A Hitchhiker's Guide to Poisson Gradient Estimation
This provides practical guidance for computational neuroscience practitioners working with Poisson latent variable models, though it is incremental as it builds on existing methods.
The paper tackled the challenge of gradient estimation in Poisson-distributed latent variable models by systematically comparing Exponential Arrival Time (EAT) simulation and Gumbel-SoftMax relaxation, and introduced a modified EAT method that improved performance across metrics, often matching exact gradients.

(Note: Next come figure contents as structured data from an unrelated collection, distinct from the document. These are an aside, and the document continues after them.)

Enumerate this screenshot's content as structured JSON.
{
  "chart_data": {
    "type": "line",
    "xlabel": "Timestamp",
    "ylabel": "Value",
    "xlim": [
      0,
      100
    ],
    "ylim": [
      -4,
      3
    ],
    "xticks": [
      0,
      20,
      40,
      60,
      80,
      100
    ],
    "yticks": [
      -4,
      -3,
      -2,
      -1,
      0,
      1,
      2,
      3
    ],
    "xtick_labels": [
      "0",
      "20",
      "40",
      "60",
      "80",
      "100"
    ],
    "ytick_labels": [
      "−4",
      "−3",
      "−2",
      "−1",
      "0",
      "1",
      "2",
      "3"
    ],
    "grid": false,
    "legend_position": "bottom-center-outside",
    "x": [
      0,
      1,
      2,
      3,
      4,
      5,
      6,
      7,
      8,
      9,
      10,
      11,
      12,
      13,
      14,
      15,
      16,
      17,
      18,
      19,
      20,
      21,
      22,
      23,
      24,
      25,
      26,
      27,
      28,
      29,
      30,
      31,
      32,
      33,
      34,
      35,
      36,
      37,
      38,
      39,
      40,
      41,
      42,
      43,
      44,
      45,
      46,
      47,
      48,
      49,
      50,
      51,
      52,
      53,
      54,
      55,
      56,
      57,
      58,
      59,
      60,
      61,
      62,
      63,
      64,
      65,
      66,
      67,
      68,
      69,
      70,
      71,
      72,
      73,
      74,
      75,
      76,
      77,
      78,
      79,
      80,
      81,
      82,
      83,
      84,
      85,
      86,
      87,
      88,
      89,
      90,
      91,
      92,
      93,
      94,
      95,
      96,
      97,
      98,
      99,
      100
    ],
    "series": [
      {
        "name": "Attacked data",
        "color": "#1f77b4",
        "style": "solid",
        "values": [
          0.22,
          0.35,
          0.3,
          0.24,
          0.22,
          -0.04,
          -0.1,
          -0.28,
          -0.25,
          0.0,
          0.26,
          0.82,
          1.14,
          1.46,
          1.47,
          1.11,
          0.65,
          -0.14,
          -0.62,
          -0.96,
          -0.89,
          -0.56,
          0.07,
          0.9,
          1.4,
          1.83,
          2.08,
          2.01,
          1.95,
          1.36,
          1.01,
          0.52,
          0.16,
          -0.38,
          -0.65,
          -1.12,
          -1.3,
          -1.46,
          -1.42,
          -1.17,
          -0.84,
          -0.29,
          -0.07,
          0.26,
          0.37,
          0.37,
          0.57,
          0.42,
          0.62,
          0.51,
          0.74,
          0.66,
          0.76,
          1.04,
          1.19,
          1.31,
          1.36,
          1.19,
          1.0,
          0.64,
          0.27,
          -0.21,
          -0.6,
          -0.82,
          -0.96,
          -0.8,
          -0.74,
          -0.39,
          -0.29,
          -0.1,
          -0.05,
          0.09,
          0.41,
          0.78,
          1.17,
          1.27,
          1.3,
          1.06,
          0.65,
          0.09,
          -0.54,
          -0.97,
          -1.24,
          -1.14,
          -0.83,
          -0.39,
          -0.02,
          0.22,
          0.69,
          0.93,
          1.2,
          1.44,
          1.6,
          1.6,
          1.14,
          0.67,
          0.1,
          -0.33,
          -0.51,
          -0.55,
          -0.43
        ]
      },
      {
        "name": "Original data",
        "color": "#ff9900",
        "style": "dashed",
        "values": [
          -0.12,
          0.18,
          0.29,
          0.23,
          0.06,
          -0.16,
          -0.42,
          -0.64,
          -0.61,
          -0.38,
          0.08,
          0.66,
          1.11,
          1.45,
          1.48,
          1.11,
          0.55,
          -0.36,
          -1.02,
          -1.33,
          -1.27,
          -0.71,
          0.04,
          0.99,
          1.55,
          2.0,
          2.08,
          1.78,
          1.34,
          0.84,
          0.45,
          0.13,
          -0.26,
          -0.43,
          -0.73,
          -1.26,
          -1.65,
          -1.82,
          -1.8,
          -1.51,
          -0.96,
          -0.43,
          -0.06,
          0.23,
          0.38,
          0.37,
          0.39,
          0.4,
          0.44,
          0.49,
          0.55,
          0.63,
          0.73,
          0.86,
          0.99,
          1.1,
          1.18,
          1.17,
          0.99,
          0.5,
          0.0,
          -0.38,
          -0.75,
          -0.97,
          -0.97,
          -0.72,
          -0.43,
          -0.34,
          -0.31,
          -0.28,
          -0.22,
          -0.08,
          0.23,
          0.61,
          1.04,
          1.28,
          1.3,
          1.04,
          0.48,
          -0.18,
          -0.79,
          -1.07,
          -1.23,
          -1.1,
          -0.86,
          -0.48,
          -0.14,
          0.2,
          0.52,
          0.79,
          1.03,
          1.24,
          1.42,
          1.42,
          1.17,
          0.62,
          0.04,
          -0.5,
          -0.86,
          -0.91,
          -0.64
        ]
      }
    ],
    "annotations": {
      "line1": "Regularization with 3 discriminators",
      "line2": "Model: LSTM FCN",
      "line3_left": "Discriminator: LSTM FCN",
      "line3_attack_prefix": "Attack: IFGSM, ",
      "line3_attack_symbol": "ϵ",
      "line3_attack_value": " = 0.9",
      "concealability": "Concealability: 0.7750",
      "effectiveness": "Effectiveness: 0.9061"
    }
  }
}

Poisson-distributed latent variable models are widely used in computational neuroscience, but differentiating through discrete stochastic samples remains challenging. Two approaches address this: Exponential Arrival Time (EAT) simulation and Gumbel-SoftMax (GSM) relaxation. We provide the first systematic comparison of these methods, along with practical guidance for practitioners. Our main technical contribution is a modification to the EAT method that theoretically guarantees an unbiased first moment (exactly matching the firing rate), and reduces second-moment bias. We evaluate these methods on their distributional fidelity, gradient quality, and performance on two tasks: (1) variational autoencoders with Poisson latents, and (2) partially observable generalized linear models, where latent neural connectivity must be inferred from observed spike trains. Across all metrics, our modified EAT method exhibits better overall performance (often comparable to exact gradients), and substantially higher robustness to hyperparameter choices. Together, our results clarify the trade-offs between these methods and offer concrete recommendations for practitioners working with Poisson latent variable models.